25 Nisan 2023
Resmi Evrakta Sahtecilik Emsal Kararlar
Somut olay değerlendirildiğinde;
Sanığa yüklenen resmi belgede sahtecilik suçunun 5237 sayılı TCK’nun 204/1. maddesinde öngörülen yaptırımı iki yıldan beş yıla kadar hapis cezası olup, anılan kanunun 66/1-e maddesi uyarınca bu suçun asli dava zamanaşımı 8 yıl, 67/4. maddesi de göz önünde bulundurulduğunda kesintili dava zamanaşımı 12 yıldır.
Suç niteliği yönünden aleyhe temyizin bulunmadığı, daha ağır başka bir suçu oluşturma ihtimali bulunmayan eylemle ilgili olarak, sanık hakkında dava zamanaşımını kesen en son hukuki işlem 08.06.2006 tarihli mahkûmiyet kararı olup bu tarihten sonra dava zamanaşımını kesen veya durduran hiçbir sebebin gerçekleşmediği gözetildiğinde, 5237 sayılı TCK’nun 66/1-e maddesindeki 8 yıllık asli dava zamanaşımı süresi inceleme tarihinden önce 08.06.2014 tarihinde dolmuş bulunmaktadır.
Bu itibarla, asli dava zamanaşımı süresinin dolmuş olması nedeniyle Yargıtay Cumhuriyet Başsavcılığı itirazının değişik gerekçeyle kabulüne, Özel Daire bozma kararının kaldırılmasına, yerel mahkeme hükmünün resmi belgede sahtecilik suçu yönüyle gerçekleşen dava zamanaşımı nedeniyle bozulmasına, ancak 1412 sayılı CMUK’nun 5320 sayılı Kanunun 8. maddesi uyarınca halen yürürlükte bulunan 322. maddesiyle tanınan yetki kullanılarak ve 5237 sayılı TCK’nun 66/1-e ve 5271 sayılı CMK’nun 223/1. maddeleri uyarınca kamu davasının resmi belgede sahtecilik suçu yönünden vaki zamanaşımı nedeniyle düşmesine karar verilmelidir.
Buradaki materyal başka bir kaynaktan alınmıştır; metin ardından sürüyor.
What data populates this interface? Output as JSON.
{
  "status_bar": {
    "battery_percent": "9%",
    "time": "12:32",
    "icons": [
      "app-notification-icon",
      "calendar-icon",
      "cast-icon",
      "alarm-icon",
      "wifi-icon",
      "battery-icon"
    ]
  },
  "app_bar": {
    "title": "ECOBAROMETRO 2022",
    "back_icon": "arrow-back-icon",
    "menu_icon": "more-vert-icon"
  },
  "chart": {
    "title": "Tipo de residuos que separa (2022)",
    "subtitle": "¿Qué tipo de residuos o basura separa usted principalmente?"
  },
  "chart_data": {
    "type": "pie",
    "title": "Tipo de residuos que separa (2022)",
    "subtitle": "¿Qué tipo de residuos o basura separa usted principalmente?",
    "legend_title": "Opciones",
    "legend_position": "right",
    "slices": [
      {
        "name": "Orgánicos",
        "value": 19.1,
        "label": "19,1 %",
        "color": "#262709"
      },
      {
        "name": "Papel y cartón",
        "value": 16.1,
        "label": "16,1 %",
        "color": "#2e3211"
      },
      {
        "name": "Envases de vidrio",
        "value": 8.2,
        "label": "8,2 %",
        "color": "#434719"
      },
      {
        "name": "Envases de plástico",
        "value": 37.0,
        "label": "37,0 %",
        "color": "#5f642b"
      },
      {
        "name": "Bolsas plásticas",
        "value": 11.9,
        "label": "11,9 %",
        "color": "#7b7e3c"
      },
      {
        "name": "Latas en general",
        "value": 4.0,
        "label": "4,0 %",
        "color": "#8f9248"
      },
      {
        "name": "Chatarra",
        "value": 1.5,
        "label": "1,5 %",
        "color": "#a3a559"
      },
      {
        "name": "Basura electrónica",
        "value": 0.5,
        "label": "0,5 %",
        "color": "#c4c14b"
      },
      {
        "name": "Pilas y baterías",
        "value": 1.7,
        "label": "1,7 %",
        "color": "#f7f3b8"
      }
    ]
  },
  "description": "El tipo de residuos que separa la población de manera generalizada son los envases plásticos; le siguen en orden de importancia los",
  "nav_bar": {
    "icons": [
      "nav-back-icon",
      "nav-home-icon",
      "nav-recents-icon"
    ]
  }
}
Sonuç: Açıklanan nedenlerle;
1- Yargıtay Cumhuriyet Başsavcılığı itirazının değişik gerekçe ile KABULÜNE,
2- Yargıtay 11. Ceza Dairesinin 30.04.2012 gün ve 18843-7158 sayılı bozma kararının kaldırılmasına,
3- …Asliye Ceza Mahkemesinin 08.06.2006 gün ve 68-208 sayılı hükmünün, resmi belgede sahtecilik suçu yönünden gerçekleşen dava zamanaşımı nedeniyle bozulmasına,
Ancak, bu husus yeniden yargılama yapılmasını gerektirmediğinden 1412 sayılı CMUK’nun 5320 sayılı Kanunun 8. maddesi uyarınca halen yürürlükte bulunan 322. maddesinin verdiği yetkiye dayanılarak, sanık hakkındaki kamu davasının resmi belgede sahtecilik suçu yönünden, 5237 sayılı TCK’nun 66/1-e ve 5271 sayılı CMK’nun 223/8. maddeleri uyarınca düşmesine,
4- Dosyanın, mahalline gönderilmesi için Yargıtay Cumhuriyet Başsavcılığına tevdine, 14.10.2014 tarihinde yapılan müzakerede oybirliği ile, karar verildi. (Yargıtay Ceza Genel Kurulu E.2013/11-414 K.2014/418 T.14.10.2014)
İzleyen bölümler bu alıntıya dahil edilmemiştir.